Like any motivated athlete, Landis is always in search of added inspiration. He knows there are those out there who may question what he can accomplish – even to his face. Landis’ motto has always been: “Just watch me.”
“I like when people tell me I can’t do something,” he said. “So I can prove them wrong. It gives me more grit to go out and do it. Last year, somebody I hang out with a lot asked me if I was going to be a manager because they didn’t think I’d be able to keep up with the team. I said, ‘No, I’m going to play. I’ll keep up. And I have so far.’”

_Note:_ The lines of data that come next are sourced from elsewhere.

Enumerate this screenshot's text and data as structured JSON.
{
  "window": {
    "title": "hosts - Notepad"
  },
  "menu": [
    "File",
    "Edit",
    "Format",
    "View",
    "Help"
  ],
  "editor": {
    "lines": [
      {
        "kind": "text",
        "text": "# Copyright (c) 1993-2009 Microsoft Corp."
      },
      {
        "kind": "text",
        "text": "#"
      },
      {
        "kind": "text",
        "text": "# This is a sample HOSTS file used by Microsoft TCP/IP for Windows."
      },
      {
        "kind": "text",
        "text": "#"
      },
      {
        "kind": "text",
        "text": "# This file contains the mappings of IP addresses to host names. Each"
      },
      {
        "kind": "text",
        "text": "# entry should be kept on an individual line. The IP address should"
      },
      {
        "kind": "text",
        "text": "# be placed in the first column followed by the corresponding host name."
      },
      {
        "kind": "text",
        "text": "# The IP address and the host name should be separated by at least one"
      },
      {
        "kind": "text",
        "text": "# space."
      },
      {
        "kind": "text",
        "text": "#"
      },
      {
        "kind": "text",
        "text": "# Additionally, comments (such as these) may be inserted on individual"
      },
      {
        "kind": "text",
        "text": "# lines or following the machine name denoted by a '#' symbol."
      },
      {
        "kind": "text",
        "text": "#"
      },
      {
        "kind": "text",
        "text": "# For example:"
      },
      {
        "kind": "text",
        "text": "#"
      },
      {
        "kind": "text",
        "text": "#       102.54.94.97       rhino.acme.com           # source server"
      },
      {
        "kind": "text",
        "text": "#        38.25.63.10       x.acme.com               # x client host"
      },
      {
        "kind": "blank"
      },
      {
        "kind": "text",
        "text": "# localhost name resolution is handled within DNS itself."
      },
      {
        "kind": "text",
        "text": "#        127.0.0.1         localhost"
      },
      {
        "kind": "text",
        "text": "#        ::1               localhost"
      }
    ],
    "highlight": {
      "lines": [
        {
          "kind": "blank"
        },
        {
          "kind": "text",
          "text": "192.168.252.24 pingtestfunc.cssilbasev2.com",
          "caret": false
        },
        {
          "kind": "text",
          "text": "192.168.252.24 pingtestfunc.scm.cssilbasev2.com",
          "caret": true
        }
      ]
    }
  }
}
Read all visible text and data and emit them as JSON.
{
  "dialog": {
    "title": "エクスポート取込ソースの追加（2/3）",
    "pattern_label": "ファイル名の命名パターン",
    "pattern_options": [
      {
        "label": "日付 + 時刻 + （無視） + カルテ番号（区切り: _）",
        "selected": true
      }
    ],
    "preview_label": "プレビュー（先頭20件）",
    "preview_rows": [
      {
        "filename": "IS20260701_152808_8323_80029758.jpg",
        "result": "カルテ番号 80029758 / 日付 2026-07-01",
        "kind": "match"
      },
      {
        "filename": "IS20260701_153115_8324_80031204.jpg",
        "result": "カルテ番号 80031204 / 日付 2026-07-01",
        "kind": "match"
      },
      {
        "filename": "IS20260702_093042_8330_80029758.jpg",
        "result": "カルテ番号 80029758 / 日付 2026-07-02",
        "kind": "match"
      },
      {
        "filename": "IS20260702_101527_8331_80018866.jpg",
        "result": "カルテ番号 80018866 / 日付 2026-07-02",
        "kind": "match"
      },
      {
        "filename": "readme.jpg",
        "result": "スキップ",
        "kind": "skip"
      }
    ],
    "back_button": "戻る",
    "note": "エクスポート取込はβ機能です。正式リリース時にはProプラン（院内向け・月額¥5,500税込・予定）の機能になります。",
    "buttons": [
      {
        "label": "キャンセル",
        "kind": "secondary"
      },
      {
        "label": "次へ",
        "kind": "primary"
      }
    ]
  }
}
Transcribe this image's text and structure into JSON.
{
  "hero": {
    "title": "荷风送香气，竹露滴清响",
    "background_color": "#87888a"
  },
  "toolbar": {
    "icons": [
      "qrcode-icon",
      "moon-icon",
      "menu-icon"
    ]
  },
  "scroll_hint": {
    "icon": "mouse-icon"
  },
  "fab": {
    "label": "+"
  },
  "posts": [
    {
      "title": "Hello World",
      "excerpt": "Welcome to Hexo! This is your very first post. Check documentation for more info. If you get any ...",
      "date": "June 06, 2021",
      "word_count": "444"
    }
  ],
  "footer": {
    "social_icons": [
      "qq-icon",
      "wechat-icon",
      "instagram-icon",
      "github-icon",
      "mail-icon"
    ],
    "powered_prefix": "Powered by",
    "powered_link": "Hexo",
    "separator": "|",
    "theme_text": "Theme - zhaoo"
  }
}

Landis’ South Central teammates do not have to look far for their source of motivation. Christian Kiper, also a freshman and South Central’s second-leading scorer, has been friends with Landis since the first grade. Kiper said anytime he thinks about complaining or feeling sorry for himself at practice, all he has to do is look over at Landis.
Those moments of self-pity are fleeting. “There are so many things that I’d never guess he could do but he does them,” Kiper said. “He surprises me. He’s very inspirational.”
But even Amanda had her doubts a few years ago that Landis would be able to accomplish what he is doing now. Not because of anything he could not do personally, but because of the technology.
The prosthetic legs he had at the time did not have much flexibility or bounce. Landis lagged behind the rest of the team getting up and down the court. “The technology changing the last couple of years is absolutely the reason he can compete at this level,” Amanda said.
There were some great connections made along the way that helped Landis. Through the Challenged Athletes Foundation, Landis, a New York Yankees’ fan, was invited to spring training in 2016.